After acquainting us with our first Noh play, Laura then presented the remarkable Nine Levels: A Pedagogical Guide for Teachers of Acting. We read aloud the last three: Level Nine, The Marks of Coarseness and Leadenness, as embodied by the abilities of the tree squirrel. Level Eight, The Marks of Strength and Coarseness, explained with this, “A tiger three days after birth is all eager to eat an ox.” Level Seven: The Marks of Strength and [Regard for] Details, referred to the contrast between the metal hammer’s flashing, while the “precious sword’s gleam is cold.”
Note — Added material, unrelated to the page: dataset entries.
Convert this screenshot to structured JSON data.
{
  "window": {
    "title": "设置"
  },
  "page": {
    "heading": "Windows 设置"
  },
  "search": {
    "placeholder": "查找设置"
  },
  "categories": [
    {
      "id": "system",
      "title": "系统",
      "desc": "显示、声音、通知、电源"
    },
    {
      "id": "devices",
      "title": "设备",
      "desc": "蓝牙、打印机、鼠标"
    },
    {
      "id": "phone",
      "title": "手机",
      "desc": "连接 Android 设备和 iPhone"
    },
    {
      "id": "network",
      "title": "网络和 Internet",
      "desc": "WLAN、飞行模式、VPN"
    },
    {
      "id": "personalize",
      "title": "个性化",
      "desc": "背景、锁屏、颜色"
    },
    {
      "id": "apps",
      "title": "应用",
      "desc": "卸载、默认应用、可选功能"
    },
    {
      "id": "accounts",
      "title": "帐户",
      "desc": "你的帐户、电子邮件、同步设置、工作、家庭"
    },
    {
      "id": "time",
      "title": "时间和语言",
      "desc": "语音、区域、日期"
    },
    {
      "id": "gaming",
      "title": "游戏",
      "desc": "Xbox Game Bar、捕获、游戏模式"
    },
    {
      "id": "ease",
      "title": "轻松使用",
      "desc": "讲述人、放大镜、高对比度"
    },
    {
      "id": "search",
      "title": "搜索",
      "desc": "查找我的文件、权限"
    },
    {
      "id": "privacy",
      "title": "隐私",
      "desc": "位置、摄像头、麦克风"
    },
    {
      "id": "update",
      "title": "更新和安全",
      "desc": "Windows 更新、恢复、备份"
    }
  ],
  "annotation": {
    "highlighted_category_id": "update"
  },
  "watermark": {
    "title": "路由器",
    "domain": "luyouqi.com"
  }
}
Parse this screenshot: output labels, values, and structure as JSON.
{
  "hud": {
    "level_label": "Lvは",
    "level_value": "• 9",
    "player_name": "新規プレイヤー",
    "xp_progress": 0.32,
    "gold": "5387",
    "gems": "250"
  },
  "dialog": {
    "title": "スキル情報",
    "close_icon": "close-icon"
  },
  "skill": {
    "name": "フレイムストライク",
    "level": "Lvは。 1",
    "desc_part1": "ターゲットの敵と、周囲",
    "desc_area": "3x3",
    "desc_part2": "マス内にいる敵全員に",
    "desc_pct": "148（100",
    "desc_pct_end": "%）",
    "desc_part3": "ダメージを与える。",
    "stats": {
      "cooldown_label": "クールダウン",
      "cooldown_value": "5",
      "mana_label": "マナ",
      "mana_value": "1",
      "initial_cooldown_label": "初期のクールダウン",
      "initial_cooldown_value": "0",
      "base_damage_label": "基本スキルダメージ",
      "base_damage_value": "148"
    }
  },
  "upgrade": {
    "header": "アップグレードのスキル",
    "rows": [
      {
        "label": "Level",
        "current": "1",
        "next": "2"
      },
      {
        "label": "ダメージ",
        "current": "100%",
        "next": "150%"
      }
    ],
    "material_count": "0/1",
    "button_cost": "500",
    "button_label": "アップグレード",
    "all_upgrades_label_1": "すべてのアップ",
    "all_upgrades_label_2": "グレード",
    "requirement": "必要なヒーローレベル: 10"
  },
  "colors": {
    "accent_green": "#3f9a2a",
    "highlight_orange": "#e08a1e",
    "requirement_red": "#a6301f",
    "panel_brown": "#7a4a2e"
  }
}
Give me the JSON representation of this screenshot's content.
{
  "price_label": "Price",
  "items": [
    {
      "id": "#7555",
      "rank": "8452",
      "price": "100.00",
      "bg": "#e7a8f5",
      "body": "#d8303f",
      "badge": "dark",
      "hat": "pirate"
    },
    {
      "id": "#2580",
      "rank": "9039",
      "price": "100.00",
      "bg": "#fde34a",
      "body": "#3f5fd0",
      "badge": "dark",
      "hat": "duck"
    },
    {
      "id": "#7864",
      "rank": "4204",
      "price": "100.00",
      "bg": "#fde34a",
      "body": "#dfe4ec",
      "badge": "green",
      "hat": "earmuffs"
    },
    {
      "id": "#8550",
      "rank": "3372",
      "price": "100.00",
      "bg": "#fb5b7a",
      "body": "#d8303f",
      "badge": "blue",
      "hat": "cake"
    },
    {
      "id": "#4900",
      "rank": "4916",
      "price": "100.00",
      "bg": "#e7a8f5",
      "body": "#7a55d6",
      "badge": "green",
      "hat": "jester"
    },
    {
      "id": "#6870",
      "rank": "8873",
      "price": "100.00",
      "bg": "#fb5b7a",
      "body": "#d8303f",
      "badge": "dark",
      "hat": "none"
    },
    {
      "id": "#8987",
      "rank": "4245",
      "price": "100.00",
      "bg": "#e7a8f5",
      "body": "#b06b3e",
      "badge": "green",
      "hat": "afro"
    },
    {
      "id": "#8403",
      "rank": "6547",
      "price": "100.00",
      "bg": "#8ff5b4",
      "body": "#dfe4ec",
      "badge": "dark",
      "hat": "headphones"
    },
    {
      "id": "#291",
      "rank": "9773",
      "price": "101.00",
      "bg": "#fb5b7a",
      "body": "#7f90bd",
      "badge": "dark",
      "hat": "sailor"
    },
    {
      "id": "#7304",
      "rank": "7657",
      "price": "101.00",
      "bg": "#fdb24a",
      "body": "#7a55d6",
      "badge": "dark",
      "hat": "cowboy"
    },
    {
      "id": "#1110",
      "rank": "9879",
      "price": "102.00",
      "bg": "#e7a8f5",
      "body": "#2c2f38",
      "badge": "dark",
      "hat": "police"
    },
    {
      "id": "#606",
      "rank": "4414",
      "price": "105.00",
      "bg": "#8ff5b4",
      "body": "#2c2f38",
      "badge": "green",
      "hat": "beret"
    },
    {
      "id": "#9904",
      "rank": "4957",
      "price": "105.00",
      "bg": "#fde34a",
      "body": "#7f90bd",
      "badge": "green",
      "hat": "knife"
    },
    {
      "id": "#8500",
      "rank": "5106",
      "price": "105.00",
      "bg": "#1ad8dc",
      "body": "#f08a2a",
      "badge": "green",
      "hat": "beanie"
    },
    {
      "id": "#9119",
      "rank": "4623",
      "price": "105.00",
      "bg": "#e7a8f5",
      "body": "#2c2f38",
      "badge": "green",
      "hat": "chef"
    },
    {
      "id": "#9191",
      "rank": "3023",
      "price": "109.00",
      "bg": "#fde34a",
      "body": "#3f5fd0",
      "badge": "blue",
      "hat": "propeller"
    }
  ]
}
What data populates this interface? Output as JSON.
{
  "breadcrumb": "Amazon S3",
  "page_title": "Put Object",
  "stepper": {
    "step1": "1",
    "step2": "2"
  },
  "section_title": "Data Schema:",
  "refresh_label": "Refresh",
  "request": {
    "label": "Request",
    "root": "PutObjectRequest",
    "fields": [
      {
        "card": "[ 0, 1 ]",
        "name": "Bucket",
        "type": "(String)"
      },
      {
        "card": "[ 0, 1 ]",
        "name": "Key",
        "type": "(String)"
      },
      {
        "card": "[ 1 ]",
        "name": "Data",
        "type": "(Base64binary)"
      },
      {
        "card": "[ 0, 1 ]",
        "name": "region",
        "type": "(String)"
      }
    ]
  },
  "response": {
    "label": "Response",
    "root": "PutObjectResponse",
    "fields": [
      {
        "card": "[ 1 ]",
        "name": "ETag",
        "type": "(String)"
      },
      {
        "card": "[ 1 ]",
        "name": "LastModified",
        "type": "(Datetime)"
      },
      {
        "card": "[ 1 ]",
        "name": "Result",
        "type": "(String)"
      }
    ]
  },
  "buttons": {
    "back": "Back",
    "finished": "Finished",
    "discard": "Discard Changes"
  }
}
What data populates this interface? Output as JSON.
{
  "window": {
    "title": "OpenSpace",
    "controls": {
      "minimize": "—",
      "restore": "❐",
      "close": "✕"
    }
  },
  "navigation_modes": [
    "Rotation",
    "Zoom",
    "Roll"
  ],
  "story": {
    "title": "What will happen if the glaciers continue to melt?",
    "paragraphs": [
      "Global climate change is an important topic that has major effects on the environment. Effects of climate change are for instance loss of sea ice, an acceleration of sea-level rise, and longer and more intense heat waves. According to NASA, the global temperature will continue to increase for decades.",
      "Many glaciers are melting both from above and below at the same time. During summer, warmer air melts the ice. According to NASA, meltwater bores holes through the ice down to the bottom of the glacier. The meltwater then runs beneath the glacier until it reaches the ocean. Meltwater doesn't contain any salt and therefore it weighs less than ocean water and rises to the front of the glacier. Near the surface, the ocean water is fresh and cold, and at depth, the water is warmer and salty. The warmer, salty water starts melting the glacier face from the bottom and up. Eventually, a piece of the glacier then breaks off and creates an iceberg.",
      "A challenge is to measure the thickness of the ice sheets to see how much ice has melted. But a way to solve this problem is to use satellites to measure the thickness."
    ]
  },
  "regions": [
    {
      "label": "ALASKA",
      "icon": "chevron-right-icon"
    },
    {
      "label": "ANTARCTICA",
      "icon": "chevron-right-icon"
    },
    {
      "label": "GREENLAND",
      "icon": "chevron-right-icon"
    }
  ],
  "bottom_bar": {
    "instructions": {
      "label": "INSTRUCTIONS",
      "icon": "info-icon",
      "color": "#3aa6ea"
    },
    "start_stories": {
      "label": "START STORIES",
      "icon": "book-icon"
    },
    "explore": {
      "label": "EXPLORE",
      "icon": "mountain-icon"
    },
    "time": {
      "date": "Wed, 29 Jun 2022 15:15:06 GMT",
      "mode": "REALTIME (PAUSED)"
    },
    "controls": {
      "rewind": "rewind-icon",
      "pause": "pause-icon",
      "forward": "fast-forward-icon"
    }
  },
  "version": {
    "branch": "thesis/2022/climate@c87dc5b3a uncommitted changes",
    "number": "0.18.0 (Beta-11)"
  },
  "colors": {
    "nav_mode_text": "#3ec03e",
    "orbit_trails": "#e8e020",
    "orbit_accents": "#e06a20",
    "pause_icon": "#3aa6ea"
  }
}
Then three more members clad in kimonos ascended to the stage and read from a Poem Play, Haku Rakuten, also by Seami, in which a Chinese poet arrives at the Japanese seashore, and is found by fishermen. Members acted the parts of Haku, the Two Fishermen, the Old Fisherman and the Chorus. The fishermen engage with Haku on the subject on poetry; then one of the fishermen is revealed as the god of Japanese poetry, and a great wind blows from their billowing sleeves and sends the Chinese poet and his ship back to China.

Returning to the pedagogy, still working backwards, we read Level Six: The Mark of Surface Design, encapsulated by “the Path of paths is not the usual path.” Skipping Level Five (Versatility and Precision), we moved on to Level Four: The Mark of the Genuine Flower. This level is rendered thus: “In the luminous mist the sun sinks; the myriad mountains are crimson.” Level Three: The Mark of the Tranquil Flower has a wonderfully elegant saying, “In a silver bowl, he piles snow.” With the last levels, actors approach the pinnacle of perfect acting. Level Two: The Mark of the Profoundly Brilliant Flower, is symbolized again with snow. “The snow covers a thousand mountains; how come a lone peak is not white?” And finally, to Level One: The Mark of the Miraculous Flower, about which we read: “In Silla at midnight, the sun is bright.”

With reluctance, we returned to our pedestrian, Western, and quicker lives, grateful for an afternoon spent with the glacially slow Noh drama, and of course, for the opportunity to wear lovely kimonos.